8. The Long Goodbye (1973)

1973, THE LONG GOODBYE

Some of the traits that came with Kubrick’s genius were that of a borderline-obsessive technician — a certified workaholic who ruled each of his productions with an iron fist and was notoriously demanding with his crew. Through the years, plenty of stories have come out chronicling his stern modus operandi — painting the image of a perfectionist who held everyone around him to the same standard of excellence he applied to himself.

In that respect, Robert Altman might have very well been the ultimate anti-Kubrick — an actor-friendly director who heavily relied on improvisation and his guts to make decisions on the fly (and who didn’t mind relegating duties either). The only time both legends ran into each other in London left us with a funny exchange that perfectly captures their clashing philosophies. During their brief encounter, Kubrick inquired about a particular zoom lens shot featured in Altman’s latest film, wondering if the director had done it himself. “No”, Altman replied, “my cinematographer does that.” To which Kubrick — ever the control freak — countered: “And you trust him?”.

 

9. House of Games (1987)

House_of_Games

Dialogue is not the first attribute that comes to mind when talking about someone like Kubrick who practically reinvented cinema and pushed its frontier as a visual medium further than anyone else before him. However, as is the case with any other worthy director to ever pick up a camera, he sure knew how to employ language to thrust the viewer into the character’s headspace and bring his point across.

Dialogue is precisely what sets House of Games apart. Written and directed by David Mamet, the film stays true to his signature style of rapid-fire banter, deadpan deliveries and naturalistic feel that he forged throughout his years as a screenwriter. Every line of dialogue is deliberately placed and carefully delivered a certain way, always hinting at misdirection or a hidden, deeper meaning. This further amplifies the film’s labyrinthine plot that sees a jaded psychiatrist venture into the wretched underworld of hustlers and con men. There’s a morbid fascination that gets a hold of the main character, mirroring Bill Harford in Eyes Wide Shut as two individuals too curious for their own good.

 

10. Pulp Fiction (1994)

Pumpkin and Honey Bunny in Pulp Fiction (1994)

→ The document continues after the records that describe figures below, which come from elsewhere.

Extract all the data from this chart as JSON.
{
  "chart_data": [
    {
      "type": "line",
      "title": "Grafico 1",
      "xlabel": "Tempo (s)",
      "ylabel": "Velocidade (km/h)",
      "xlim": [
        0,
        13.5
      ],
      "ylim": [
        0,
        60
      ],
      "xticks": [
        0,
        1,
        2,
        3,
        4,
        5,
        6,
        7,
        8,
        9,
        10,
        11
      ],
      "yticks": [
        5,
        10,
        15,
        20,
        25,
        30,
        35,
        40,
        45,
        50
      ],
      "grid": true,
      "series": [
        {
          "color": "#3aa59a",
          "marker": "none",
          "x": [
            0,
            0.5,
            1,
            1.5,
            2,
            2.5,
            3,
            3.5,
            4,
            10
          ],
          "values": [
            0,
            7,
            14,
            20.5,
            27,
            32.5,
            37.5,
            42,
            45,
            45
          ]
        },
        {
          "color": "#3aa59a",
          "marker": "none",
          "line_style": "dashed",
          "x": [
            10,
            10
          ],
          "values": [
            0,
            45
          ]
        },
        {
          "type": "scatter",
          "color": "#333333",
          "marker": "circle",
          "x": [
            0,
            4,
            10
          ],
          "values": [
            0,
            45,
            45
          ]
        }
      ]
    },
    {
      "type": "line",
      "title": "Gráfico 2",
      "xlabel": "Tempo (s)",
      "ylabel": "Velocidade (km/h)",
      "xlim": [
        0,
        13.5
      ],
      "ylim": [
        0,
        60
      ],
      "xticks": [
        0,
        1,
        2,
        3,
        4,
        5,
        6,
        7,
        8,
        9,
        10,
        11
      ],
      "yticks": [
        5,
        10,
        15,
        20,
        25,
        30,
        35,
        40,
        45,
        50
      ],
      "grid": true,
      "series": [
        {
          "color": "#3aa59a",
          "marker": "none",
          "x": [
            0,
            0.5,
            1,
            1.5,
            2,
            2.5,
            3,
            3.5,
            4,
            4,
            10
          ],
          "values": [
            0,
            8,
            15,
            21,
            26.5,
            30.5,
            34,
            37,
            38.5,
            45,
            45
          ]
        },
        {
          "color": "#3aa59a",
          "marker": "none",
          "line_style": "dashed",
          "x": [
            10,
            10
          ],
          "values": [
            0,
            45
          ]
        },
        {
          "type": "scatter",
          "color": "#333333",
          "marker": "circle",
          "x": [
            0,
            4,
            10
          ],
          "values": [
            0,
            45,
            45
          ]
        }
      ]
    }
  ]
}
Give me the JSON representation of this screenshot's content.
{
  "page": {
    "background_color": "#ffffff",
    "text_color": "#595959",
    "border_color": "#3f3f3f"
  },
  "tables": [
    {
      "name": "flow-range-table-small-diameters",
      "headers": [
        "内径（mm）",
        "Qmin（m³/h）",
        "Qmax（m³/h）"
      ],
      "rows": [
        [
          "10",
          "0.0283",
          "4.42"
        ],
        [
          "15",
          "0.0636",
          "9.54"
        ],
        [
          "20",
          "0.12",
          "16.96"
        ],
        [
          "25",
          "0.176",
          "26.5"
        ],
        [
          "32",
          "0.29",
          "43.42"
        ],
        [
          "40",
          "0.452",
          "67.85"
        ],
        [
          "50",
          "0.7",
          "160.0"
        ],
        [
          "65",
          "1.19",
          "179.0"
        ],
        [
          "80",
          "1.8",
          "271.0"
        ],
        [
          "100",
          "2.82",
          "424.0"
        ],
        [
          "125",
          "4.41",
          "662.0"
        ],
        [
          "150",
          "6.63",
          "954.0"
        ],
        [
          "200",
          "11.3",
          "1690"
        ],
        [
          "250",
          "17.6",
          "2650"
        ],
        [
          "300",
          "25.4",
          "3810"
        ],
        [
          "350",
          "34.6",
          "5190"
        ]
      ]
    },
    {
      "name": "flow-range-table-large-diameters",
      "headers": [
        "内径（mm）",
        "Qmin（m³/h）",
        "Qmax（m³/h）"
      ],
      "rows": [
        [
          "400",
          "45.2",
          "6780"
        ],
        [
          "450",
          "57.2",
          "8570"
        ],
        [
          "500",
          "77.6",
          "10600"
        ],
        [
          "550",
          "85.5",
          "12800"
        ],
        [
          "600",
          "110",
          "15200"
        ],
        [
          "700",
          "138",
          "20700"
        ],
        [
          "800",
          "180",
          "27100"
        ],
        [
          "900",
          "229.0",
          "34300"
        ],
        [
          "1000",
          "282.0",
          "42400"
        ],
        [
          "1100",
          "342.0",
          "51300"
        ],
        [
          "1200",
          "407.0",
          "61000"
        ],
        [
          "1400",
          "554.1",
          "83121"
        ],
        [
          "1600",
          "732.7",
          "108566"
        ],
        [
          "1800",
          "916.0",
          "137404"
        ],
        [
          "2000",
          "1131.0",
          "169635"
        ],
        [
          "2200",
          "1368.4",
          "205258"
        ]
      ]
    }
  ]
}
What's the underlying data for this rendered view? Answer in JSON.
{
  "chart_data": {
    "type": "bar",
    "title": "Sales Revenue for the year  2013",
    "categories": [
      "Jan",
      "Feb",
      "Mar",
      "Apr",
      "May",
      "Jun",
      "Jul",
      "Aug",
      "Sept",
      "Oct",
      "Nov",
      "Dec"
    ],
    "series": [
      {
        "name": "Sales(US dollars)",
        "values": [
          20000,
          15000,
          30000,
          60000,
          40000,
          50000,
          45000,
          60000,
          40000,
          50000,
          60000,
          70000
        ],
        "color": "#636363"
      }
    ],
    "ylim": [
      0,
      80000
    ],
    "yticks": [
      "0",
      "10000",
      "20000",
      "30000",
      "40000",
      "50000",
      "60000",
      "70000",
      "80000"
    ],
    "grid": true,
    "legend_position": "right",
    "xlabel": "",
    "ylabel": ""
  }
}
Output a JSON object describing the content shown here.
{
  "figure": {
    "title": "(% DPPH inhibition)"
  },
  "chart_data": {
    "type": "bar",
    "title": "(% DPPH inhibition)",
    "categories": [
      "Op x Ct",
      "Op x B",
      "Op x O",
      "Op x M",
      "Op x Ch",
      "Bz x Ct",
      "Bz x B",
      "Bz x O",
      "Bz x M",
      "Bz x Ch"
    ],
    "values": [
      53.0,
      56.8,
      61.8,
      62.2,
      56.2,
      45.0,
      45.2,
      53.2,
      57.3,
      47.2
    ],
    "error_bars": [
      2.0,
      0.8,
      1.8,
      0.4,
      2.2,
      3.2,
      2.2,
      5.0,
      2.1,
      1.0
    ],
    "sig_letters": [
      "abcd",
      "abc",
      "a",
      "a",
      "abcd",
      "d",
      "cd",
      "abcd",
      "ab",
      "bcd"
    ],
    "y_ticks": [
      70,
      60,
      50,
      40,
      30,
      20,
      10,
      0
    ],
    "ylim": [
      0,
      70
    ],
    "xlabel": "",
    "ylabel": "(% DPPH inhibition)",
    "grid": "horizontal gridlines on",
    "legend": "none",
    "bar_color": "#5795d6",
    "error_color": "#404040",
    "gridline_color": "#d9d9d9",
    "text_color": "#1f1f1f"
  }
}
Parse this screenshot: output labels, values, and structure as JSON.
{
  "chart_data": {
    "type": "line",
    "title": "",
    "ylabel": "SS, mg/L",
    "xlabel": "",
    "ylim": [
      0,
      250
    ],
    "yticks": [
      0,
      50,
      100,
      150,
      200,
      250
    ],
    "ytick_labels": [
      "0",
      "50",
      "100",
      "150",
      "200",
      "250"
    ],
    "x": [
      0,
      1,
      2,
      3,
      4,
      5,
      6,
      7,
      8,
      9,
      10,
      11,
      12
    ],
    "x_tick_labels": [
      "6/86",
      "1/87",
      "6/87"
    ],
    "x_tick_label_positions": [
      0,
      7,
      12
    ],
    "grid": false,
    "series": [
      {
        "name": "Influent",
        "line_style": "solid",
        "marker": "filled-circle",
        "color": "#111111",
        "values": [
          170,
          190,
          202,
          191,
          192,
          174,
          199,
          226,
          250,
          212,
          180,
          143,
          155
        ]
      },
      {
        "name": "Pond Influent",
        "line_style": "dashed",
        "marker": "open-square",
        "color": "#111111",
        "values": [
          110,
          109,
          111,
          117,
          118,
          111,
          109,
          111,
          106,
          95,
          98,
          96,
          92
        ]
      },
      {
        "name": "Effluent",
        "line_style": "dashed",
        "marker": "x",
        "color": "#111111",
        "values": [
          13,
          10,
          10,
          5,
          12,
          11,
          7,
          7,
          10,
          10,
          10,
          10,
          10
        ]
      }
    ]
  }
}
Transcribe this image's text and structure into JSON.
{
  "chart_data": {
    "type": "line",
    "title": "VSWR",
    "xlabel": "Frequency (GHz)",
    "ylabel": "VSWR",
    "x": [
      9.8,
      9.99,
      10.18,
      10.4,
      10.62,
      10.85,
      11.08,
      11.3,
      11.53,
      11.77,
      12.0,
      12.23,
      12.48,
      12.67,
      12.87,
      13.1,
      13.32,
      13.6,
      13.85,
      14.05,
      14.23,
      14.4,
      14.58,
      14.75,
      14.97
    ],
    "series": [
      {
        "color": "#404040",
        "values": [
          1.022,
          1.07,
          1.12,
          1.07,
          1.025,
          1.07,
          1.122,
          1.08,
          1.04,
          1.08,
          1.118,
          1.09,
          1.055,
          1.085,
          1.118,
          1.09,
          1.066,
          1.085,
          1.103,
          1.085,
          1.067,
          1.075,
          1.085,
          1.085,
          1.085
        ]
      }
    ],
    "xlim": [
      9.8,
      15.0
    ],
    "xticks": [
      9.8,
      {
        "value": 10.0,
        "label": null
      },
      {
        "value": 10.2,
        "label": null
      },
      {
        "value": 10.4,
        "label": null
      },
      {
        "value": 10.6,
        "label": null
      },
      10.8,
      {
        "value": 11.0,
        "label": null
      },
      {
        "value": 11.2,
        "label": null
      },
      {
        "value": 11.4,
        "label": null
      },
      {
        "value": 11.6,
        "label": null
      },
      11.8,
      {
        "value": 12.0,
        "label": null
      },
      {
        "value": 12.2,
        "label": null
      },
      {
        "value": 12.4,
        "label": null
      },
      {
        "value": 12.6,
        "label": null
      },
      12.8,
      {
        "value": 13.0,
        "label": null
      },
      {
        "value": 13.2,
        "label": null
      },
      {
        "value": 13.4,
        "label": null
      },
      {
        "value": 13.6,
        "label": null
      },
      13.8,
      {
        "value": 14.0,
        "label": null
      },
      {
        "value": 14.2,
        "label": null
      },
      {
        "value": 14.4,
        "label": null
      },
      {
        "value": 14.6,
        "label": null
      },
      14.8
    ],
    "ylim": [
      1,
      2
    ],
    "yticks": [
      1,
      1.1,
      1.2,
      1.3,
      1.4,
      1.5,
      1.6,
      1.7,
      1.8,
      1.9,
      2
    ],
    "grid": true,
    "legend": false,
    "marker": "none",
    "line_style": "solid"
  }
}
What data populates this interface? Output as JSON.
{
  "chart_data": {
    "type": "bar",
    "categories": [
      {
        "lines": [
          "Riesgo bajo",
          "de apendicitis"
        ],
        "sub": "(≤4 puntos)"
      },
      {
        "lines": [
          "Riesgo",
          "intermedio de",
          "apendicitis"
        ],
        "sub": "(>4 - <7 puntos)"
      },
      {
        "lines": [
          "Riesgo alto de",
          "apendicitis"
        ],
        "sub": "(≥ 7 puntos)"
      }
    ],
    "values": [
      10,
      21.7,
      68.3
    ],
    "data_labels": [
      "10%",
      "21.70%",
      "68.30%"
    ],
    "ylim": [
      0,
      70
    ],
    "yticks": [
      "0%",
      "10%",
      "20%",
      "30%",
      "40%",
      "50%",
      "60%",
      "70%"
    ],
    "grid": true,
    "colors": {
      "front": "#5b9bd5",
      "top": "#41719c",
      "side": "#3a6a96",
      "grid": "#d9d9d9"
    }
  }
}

Any parallel between Stanley Kubrick and Quentin Tarantino ends at their sheer cultural impact. Because when one pitches their work against each other, they’re like chalk and cheese. One was a complete master of form — the golden standard of visual language — capable of conveying a plethora of emotions without muttering a word. The other took the world by storm with a derivative style bursting with self-awareness that favored characterization and snappy dialogue over any set of conventional narrative rules.

Any attempt at adding something new to the discourse regarding a cultural juggernaut like Pulp Fiction seems like a vain exercise. After all, you’d be hard-pressed to find a more over-analyzed and debated piece of fiction — let alone film — released in the past thirty years. We do know for a fact that Kubrick liked it and thought it was ‘slick’, according to Frederic Raphael — co-writer of Eyes Wide Shut screenplay.

It seems as though the praise may not have been reciprocal. If anything, Tarantino is not someone to ever bite his tongue, even when passing judgement on some of the biggest names in film history. Although he’s repeatedly gushed over A Clockwork Orange — which boasts in his opinion one of the most exhilarating openings in cinema — he’s been overall dismissive of Kubrick, accusing him of being too emotionally distant for his taste. One can only wonder what he thinks of his own work.